Le FN perd dans 57 circonscriptions sur les 59 où il était présent au second tour. Pire, il est battu dans les 31 duels qui l’opposaient soit à la gauche (22 dont 20 PS-FN) soit à l’UMP (9). Et dans un cas sur deux, les "consignes" de Marine Le Pen appelant à faire battre 8 candidats n’ont pas fait la décision.

Le PS hégémonique

Avec 51% des voix au second tour, la gauche remporte 343 sièges. Elle gagne au total 118 sièges. Le PS se trouve dans une configuration inédite depuis 1981. Avec 280 députés, il tutoie la majorité absolue à lui seul à l’Assemblée (289 voix) d’autant qu’il pourra compter sur les 19 députés divers gauche, pour l’essentiel des dissidents socialistes. A cela, le PS peut encore ajouter les 15 sièges des députés PRG et MRC qu’il a fait élire. Au total, les soutiens de François Hollande au premier tour de la présidentielle trustent 314 sièges soit 54% de l’Assemblée.

Le PRG et Europe Ecologie Les Verts auront plus de sièges que le FG. Pour autant, avec 17 députés dont seulement 16 siègeront, le groupe EELV ne pèsera pas comme il l’espérait à l’Assemblée, le PS pouvant se passer de ses voix. Surtout, l’accord électoral signé entre le PS et EELV prévoyait entre 25 et 30 députés EELV en cas de victoire de la gauche. A l’arrivée, EELV obtient moitié moins de députés que prévu.

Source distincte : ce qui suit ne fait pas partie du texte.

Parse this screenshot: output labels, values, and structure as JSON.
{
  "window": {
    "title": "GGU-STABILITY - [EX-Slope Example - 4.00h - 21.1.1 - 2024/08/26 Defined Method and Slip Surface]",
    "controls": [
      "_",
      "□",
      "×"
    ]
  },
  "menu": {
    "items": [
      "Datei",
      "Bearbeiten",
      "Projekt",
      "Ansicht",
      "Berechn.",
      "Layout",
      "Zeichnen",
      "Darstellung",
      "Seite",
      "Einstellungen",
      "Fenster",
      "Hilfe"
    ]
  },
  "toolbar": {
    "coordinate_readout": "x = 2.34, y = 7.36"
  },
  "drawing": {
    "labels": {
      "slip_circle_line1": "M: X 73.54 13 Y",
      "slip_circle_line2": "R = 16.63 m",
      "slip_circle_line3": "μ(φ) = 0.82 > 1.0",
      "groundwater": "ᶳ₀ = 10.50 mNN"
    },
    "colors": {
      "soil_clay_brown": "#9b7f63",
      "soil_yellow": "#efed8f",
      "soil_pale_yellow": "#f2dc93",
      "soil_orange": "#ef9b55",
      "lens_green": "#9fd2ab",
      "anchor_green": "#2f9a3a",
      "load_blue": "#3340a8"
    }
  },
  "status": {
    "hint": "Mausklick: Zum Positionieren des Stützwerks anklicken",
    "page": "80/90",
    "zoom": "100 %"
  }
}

Le FG rassemble au 2e tour

Avec 10 députés, le Front de Gauche réalise quasiment un sans-faute au second tour. Seul un candidat FG échoue face à Jean-Louis Borloo dans le Nord. Dans les autres circonscriptions, les candidats FG rassemblent très largement. C’est bien sûr le cas de Marc Dolez, Marie-George Buffet et trois autres candidats qui restaient seuls en lice et sont élus avec 100% des voix. C’est aussi vrai pour Gaby Charroux et Alain Bocquet qui obtiennent plus de 60% dans des duels avec le FN. Jacqueline Fraysse, André Chassaigne et Patrice Carvalho l’emportent sur l’UMP dans les deux premier cas, dans une triangulaire contre le sortant UMP et un FN dans le troisième. Enfin, les scores solides du FG au premier tour permettent la défaite de la droite et du FN dans des scrutins serrés comme à Hénin-Beaumont, Marseille-3 ou dans les 15 autres circonscriptions où le candidat de gauche est élu avec moins de 51%.

Et maintenant ?

Le système de la Vème République atteint son paroxysme avec une majorité écrasante pour un président qui a réuni moins de 30% des voix au premier tour de la présidentielle. Avec le contrôle de l’Assemblée, du Sénat, de 23 régions sur 24, de 61 départements sur 100 et de la majorité des villes du pays, le PS a désormais tous les leviers du régime en main. Comme l’écrit même Le Nouvel Observateur : s’il échoue, il n’aura "aucune excuse".